## Exploring Llama 2 for Q&A given some context

In [1]:
import torch
import transformers
from transformers import LlamaTokenizer, AutoModelForCausalLM

In [2]:
# set context
context = "Call graphs can be dynamic or static. A dynamic call graph is a record of an execution of the program, for example as output by a profiler. Thus, a dynamic call graph can be exact, but only describes one run of the program. A static call graph is a call graph intended to represent every possible run of the program. The exact static call graph is an undecidable problem, so static call graph algorithms are generally overapproximations. That is, every call relationship that occurs is represented in the graph, and possibly also some call relationships that would never occur in actual runs of the program."

# set prompt
prompt = f"Based on the following text generate a single question and five answer choices. " \
         f"Confirm the answer is directly in the given text. Provide the correct choice in your response.: \n{context}"

prompt

'Based on the following text generate a single question and five answer choices. Confirm the answer is directly in the given text. Provide the correct choice in your response.: \nCall graphs can be dynamic or static. A dynamic call graph is a record of an execution of the program, for example as output by a profiler. Thus, a dynamic call graph can be exact, but only describes one run of the program. A static call graph is a call graph intended to represent every possible run of the program. The exact static call graph is an undecidable problem, so static call graph algorithms are generally overapproximations. That is, every call relationship that occurs is represented in the graph, and possibly also some call relationships that would never occur in actual runs of the program.'

In [3]:
# model path
model = "./../../Models/Llama-2-7b-chat-hf"
# load the tokenizer & model
tokenizer = LlamaTokenizer.from_pretrained(model)
model = AutoModelForCausalLM.from_pretrained(
        model,
        torch_dtype=torch.bfloat16,
        device_map="cuda:0",
        trust_remote_code=True,
    )

# create a pipeline
pipeline = transformers.pipeline(
    "text-generation",
    model=model,
    tokenizer=tokenizer,
    torch_dtype=torch.float16,
    device_map="cuda:0",
)

# create a sequence
sequences = pipeline(
    prompt,
    do_sample=True,
    top_k=10,
    num_return_sequences=1,
    eos_token_id=tokenizer.eos_token_id,
    max_length=600,
)

for seq in sequences:
    print(f"Result: {seq['generated_text']}")

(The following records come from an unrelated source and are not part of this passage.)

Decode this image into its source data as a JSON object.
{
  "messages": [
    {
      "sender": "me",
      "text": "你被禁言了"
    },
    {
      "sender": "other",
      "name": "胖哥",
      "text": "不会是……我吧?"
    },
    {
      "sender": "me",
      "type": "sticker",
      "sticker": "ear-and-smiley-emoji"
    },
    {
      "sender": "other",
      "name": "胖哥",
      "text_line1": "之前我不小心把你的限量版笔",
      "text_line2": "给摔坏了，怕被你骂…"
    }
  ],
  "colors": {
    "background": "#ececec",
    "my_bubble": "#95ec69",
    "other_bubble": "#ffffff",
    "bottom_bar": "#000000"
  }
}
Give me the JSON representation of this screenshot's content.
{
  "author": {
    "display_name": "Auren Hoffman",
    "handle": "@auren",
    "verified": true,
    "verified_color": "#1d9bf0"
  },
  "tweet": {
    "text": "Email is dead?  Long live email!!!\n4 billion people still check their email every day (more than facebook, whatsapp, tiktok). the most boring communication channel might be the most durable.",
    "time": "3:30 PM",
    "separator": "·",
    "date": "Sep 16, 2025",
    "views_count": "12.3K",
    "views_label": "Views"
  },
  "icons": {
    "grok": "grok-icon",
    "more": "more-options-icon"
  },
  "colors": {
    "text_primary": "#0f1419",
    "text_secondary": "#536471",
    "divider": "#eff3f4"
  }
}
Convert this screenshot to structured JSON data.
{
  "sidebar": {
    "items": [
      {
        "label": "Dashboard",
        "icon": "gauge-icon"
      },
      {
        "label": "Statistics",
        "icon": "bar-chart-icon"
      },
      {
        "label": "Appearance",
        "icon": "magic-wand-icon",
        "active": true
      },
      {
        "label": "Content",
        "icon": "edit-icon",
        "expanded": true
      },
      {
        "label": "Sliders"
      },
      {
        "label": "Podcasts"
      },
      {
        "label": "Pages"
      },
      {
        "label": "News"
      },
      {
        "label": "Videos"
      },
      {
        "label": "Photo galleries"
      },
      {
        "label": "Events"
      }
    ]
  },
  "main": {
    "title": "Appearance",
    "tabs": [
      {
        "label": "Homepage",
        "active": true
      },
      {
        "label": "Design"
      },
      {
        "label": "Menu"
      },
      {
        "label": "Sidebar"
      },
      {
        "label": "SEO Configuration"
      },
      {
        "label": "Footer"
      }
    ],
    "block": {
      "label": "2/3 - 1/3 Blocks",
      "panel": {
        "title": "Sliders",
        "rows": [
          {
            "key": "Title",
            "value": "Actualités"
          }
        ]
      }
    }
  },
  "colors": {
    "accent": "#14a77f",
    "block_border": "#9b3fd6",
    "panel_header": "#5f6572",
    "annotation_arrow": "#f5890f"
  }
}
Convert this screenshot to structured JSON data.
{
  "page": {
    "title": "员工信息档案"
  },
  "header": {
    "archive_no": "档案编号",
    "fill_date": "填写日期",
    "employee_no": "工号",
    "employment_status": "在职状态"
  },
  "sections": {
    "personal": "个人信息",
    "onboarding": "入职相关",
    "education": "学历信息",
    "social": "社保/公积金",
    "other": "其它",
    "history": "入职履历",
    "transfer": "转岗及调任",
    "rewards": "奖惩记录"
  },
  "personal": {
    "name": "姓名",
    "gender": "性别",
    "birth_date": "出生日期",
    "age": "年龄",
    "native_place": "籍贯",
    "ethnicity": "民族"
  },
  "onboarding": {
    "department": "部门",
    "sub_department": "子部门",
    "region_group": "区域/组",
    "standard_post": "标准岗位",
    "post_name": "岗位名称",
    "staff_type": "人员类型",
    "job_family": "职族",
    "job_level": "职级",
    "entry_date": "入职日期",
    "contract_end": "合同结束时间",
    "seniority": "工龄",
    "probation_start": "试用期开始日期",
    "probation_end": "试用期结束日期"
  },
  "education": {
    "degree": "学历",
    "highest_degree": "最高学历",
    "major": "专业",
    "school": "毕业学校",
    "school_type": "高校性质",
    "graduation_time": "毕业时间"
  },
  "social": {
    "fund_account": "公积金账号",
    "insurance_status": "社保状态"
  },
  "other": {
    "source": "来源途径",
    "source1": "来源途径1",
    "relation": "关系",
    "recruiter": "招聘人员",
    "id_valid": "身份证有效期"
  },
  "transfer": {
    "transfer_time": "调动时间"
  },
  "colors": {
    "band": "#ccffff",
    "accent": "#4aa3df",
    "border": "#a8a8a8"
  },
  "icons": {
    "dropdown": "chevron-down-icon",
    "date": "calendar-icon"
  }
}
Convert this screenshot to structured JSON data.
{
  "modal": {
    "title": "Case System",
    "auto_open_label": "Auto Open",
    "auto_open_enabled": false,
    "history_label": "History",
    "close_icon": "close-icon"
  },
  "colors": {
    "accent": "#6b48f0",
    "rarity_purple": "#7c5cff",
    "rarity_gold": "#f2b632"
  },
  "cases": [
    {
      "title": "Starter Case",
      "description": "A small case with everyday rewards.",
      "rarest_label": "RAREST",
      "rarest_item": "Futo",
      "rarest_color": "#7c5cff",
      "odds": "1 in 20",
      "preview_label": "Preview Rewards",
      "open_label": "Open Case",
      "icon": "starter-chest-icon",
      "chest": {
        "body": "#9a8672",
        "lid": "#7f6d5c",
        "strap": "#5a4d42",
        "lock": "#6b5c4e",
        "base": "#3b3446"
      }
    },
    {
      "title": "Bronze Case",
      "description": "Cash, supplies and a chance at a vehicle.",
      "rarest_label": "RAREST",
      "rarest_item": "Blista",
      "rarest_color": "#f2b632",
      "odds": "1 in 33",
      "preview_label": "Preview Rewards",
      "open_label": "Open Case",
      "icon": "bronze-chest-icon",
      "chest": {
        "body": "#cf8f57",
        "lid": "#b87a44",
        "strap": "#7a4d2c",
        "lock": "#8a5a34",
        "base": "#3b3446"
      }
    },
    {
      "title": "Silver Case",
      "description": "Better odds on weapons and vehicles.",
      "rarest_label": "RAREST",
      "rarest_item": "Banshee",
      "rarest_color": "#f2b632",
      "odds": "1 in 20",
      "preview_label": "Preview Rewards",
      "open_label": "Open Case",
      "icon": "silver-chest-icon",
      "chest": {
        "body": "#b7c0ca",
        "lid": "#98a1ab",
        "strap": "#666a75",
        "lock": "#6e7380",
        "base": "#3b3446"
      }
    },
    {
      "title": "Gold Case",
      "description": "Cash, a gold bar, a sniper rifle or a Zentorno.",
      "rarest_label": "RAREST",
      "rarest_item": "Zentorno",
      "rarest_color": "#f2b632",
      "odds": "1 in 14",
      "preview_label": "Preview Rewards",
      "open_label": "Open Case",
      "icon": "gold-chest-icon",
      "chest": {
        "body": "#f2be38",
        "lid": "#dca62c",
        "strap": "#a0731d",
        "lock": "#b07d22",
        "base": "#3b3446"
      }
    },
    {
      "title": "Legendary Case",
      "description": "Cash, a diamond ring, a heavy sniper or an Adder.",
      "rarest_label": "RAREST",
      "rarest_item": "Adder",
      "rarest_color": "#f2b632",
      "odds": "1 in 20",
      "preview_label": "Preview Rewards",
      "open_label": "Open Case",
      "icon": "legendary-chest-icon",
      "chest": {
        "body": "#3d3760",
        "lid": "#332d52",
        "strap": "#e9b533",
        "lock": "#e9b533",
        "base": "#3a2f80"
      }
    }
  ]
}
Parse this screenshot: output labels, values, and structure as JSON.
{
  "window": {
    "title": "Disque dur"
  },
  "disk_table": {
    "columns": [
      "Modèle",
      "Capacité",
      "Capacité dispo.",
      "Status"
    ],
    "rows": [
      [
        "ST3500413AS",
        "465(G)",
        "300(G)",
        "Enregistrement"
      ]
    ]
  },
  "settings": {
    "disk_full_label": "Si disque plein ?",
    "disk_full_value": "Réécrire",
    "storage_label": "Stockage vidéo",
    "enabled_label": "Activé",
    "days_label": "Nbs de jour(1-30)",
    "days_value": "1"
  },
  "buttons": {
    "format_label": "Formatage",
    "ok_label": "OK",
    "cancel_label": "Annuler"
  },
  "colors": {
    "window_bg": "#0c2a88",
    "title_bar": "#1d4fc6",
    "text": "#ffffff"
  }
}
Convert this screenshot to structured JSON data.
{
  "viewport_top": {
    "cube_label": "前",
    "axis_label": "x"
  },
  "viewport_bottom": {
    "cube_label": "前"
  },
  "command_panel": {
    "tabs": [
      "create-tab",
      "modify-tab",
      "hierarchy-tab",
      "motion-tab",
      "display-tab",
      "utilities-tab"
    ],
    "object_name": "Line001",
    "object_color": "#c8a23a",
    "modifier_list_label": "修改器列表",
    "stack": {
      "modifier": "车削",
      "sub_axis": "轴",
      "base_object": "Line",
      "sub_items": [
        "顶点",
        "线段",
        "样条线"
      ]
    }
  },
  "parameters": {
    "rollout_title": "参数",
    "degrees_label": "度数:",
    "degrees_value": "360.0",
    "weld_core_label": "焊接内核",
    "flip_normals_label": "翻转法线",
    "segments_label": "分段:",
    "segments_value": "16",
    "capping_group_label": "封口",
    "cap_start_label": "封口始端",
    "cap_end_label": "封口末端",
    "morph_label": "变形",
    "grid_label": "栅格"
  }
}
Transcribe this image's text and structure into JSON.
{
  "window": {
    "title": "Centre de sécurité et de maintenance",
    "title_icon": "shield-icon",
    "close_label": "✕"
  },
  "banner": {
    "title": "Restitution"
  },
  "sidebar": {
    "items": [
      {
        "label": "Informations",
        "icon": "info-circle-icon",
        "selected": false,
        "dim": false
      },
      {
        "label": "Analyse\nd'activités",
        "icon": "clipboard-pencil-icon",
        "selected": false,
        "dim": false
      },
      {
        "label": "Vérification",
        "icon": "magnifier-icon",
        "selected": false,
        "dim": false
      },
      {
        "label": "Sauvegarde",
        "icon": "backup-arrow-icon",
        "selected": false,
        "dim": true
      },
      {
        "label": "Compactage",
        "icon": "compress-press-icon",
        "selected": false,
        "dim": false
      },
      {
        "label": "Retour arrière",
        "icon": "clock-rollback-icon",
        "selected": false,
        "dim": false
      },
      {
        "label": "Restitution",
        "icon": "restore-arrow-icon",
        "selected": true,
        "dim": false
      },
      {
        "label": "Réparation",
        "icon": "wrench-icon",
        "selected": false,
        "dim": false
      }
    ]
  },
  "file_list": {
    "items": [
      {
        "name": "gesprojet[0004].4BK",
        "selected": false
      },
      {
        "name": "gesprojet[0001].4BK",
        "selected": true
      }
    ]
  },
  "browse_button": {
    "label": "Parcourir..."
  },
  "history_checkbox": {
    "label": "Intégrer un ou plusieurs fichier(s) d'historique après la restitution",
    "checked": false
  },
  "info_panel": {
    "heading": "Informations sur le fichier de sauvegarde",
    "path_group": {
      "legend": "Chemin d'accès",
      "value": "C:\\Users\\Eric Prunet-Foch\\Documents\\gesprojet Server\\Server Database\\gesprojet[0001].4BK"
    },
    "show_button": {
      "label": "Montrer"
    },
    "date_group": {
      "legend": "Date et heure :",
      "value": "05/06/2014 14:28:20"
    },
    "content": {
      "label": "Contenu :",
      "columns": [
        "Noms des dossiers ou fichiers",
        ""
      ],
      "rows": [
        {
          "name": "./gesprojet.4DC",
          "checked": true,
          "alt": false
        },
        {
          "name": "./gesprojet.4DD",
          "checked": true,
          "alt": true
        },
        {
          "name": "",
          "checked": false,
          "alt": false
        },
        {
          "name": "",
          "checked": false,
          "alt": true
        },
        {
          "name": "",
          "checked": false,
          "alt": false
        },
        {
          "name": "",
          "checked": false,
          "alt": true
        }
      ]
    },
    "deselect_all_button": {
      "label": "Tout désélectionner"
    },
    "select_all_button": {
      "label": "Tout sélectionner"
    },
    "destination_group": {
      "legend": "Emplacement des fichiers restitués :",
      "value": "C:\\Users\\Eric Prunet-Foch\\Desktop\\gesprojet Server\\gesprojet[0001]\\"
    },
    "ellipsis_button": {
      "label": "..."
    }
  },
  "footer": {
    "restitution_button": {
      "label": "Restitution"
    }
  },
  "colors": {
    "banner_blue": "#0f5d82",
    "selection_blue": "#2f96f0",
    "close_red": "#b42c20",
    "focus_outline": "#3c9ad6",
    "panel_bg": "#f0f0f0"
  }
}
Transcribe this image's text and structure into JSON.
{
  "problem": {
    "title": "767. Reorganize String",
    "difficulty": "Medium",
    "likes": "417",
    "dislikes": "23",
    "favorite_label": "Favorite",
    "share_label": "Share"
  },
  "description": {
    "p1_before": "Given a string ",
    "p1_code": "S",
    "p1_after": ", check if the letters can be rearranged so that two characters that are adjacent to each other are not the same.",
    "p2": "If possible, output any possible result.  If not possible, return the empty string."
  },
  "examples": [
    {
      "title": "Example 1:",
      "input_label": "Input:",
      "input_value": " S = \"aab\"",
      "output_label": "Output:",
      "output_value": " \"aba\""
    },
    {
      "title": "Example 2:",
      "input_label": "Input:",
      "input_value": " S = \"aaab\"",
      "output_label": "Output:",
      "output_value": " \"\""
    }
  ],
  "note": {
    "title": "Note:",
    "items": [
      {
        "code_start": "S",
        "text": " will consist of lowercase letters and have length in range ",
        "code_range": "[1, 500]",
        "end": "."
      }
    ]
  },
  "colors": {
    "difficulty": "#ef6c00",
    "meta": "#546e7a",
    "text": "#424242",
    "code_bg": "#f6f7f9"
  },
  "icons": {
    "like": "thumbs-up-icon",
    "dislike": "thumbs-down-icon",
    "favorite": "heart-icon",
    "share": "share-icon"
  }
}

Loading checkpoint shards:   0%|          | 0/2 [00:00<?, ?it/s]

Result: Based on the following text generate a single question and five answer choices. Confirm the answer is directly in the given text. Provide the correct choice in your response.: 
Call graphs can be dynamic or static. A dynamic call graph is a record of an execution of the program, for example as output by a profiler. Thus, a dynamic call graph can be exact, but only describes one run of the program. A static call graph is a call graph intended to represent every possible run of the program. The exact static call graph is an undecidable problem, so static call graph algorithms are generally overapproximations. That is, every call relationship that occurs is represented in the graph, and possibly also some call relationships that would never occur in actual runs of the program.
Question: What is a static call graph?
A) A call graph that is a record of an execution of the program.
B) A call graph that represents every possible run of the program.
C) An exact call graph that describe